A loophole that allowed wombats to be killed without authorisation across large parts of Victoria has been closed.
The state’s environment minister Lily D’Ambrosio confirmed on Thursday the rules, in place since the 1980s, had been revoked.
“We’ve ended the unauthorised killing of wombats in Victoria,” Ms D’Ambrosio said in a statement.
“The previous rules were outdated – wombats deserve the same protection as other native animals – and that’s what this change delivers.
“This change will ensure wombats can’t be exploited by an old rule.”
The development brings wombat protection in line with other species, meaning anyone caught killing without a permit faces a fine of up to $39,000 and up to two years’ jail.
The minister’s decision comes amid a number of high-profile cases in which wombats have been killed.
Last year the government announced an investigation into so-called “wombat hunting tourism” in which it was alleged Chinese high rollers shot them for sport.
The hunting is alleged to have occurred in Murrindindi, which is not one of the 193 Victorian parishes where wombats were unprotected, but the coverage led to a greater awareness of wombat welfare.
‘It’s a very welcome step’ for wombats
With so many wombats impacted by ongoing bushfires, drought, vehicle impact and mange, the Humane Society International’s Evan Quartermain welcomed the news as a win for wildlife.
“It is an excellent thing because what that loophole mean is that in much of eastern Victoria landholders could basically kill wombats with impunity, with very little oversight and no reporting requirements,” he told Yahoo News Australia.
“We really don’t know the scale of suffering that loophole caused because of that lack of oversight, but we expect that it would have been tens of thousands of wombats in the last 30 years.”
Mr Quartermain stressed the government still had a lot of work to do in protecting animals, noting that despite wombats being protected, landowners can still apply for permits to kill them.
“It’s a very welcome step and we applaud the Victorian government for closing that dreadful chapter in the state’s history, but it’s just the first step,” he said.
“The downside to the announcement is that even when protected, wombats can be killed through an authority to control wildlife (ATCW).
“Even legally over the last 10 years in Victoria, more than 25,000 wombats have been killed through that process.”
‘No excuse for this carnage to continue’
Mr Quartermain highlighted the importance of wombat burrows to the ecosystem, noting they provided refuge to animals escaping from the bushfires.
While farmers cite fence destruction as a major reason for applying for an ATCW to kill them, Mr Quartermain noted there were now technologies like wombats gates as well as burrow highlighting that allowed farmers to live in harmony with them.
“There is just simply no excuse for this carnage to continue in Victoria,” he said.
“Wombats have a place in our landscape and should be able to live their lives without the threat of shooting.
“The news is welcome, but we’ve still got a lot more to do.
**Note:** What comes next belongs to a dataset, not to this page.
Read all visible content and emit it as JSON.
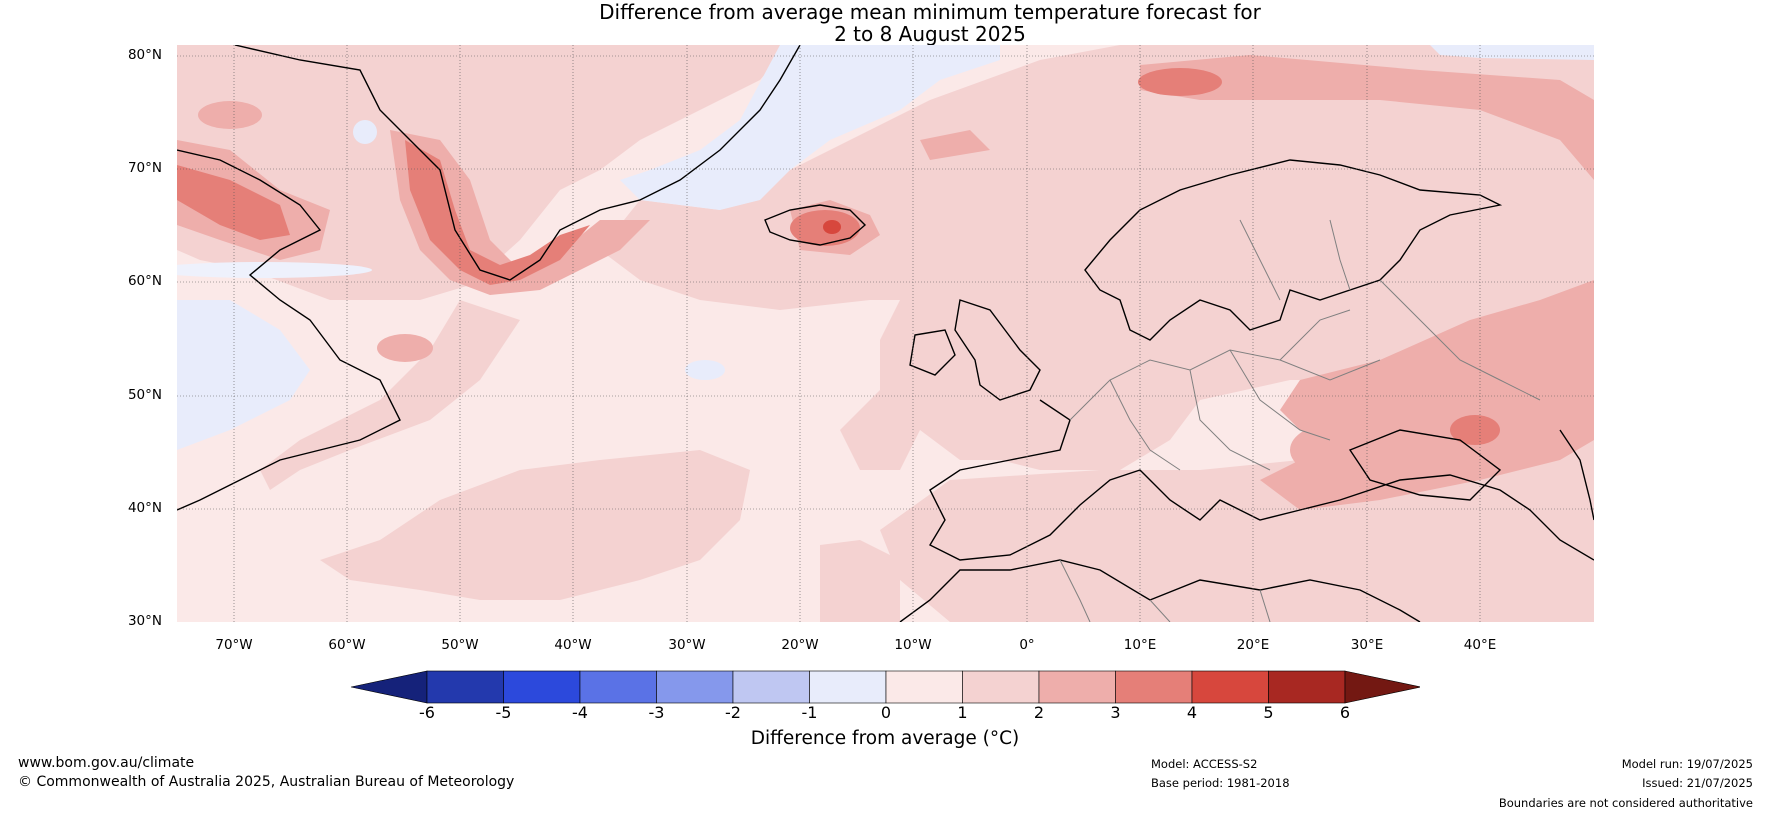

We need to build the momentum on this positive move from the Victorian government.”
Following the news, the Victorian department of environment issued a statement, highlighting what the changes meant for landholders.
“The Victorian Government has increased protection for the Common Wombat by revoking an order made in the 1980s that had allowed them to be controlled without a permit in parts of eastern Victoria,” it read.
“Common Wombats are now protected across the whole of Victoria and landholders seeking to control Common Wombats have to apply for an Authority to Control Wildlife from DELWP’s Conservation Regulator.
“Landholders experiencing damage from Common Wombats will need to receive an Authority to Control Wildlife (ATCW) from DELWP’s Conservation Regulator prior to undertaking control.
“The ATCW system allows damage and control to be assessed on a case-by-case basis.”